Data Science Portfolio Projects use real data?

Do the Portfolio Projects in the Data Science Path use real data? Or are they made up data?
If it’s real data is it independently random sampled or is it a biased subset?

In the context of creating a portfolio to present,
I ask these questions because I want to know if I will declare these portfolio projects as “homework/coursework assignments given by Codecademy” or if I can give these projects a treatment where I indeed try to make real-world conclusions and inference?
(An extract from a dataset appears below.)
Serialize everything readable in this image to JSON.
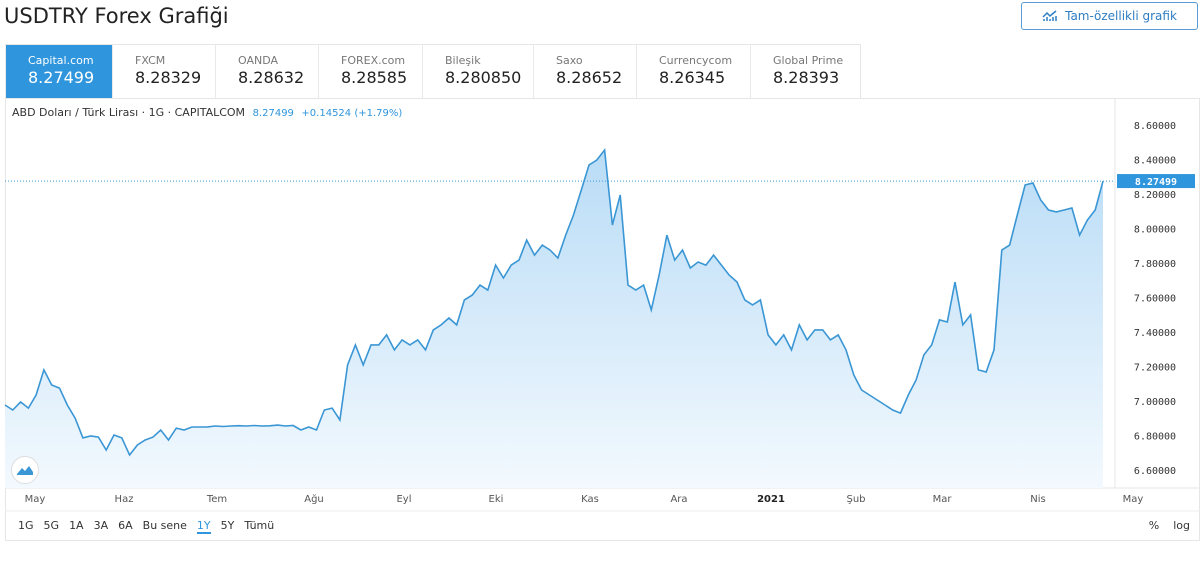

I think at least one or two projects (not necessarily portfolio based) are based off datasets from kaggle or something similar. It is true that without the background it is quite difficult to make any serious inferences. Perhaps that’s intentional; it’s hard to bring your own bias to a dataset if you don’t know the background :slightly_smiling_face:.

Is there a specific portfolio project you’re asking about or just in general?

In most cases it is real data and the source is specified in the lessons. Some comes from Kaggle and I think some from the UC Santa Cruz (?) ML library.

Also, maybe the distinction doesn’t need to be made about the projects in your portfolio b/c work is work whether it’s paid or not.

1 Like

Regarding our portfolio projects hosted on github, should we also post or link the raw data (csv, json, etc) codecademy gave us? Are we allowed?

especially if the data could be real data?